Re: Issue with the PRNG used by Postgres

Andres Freund Fri, 12 Apr 2024 12:33:18 -0700

Hi,

On 2024-04-12 11:33:17 -0700, Andres Freund wrote:
> I wonder if, for easy backpatching, the easiest solution is to just reset
> errno before calling pg_usleep(), and only increment status->delays if
> errno != EINTR. Given our pg_usleep() implementations, that'd preven the stuck
> spinlock logic from triggering too fast.


Here's a patch implementing this approach. I confirmed that before we trigger
the stuck spinlock logic very quickly and after we don't. However, if most
sleeps are interrupted, it can delay the stuck spinlock detection a good
bit. But that seems much better than triggering it too quickly.

Greetings,

Andres Freund

>From 7a2e2aff29157e6e1b64dee60456f14a1e294237 Mon Sep 17 00:00:00 2001
From: Andres Freund <and...@anarazel.de>
Date: Fri, 12 Apr 2024 10:39:46 -0700
Subject: [PATCH v1 1/2] meson: Add target for s_lock_test

s_lock_test can't currently be used for automated tests as
a) it takes a while
b) it doesn't report failures in a usable way
but it is still useful to be able to build and run it manually.

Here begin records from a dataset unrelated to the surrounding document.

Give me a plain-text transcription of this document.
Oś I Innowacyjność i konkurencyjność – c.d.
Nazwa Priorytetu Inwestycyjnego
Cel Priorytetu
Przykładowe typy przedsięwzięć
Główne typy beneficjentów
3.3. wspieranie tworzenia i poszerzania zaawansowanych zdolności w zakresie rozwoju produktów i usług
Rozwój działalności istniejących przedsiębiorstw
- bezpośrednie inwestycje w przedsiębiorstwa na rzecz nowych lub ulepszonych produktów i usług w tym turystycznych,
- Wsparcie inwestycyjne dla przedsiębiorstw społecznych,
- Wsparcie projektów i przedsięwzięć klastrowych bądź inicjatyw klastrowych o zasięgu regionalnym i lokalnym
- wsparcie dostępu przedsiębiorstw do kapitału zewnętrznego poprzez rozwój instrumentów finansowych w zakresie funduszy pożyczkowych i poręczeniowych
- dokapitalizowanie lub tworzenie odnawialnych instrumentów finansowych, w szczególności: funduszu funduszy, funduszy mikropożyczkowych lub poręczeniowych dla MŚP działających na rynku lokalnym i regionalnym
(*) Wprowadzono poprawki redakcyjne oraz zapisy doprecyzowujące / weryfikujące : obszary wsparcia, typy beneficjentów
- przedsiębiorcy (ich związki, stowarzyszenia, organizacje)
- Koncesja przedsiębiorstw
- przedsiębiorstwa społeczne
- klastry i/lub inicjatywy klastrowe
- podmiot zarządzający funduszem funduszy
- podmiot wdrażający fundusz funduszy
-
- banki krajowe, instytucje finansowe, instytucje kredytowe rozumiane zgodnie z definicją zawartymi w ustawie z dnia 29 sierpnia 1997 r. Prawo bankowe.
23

The addition of PGDLLIMPORT to my_wait_event info is necessary to get link the
program correctly when targeting windows. Apparently that hadn't been tried before.

TODO: Should we build this by default, so it doesn't accidentally break, like
it has in the past?
---
 src/backend/storage/lmgr/meson.build | 13 +++++++++++++
 src/backend/storage/lmgr/s_lock.c    |  2 +-
 2 files changed, 14 insertions(+), 1 deletion(-)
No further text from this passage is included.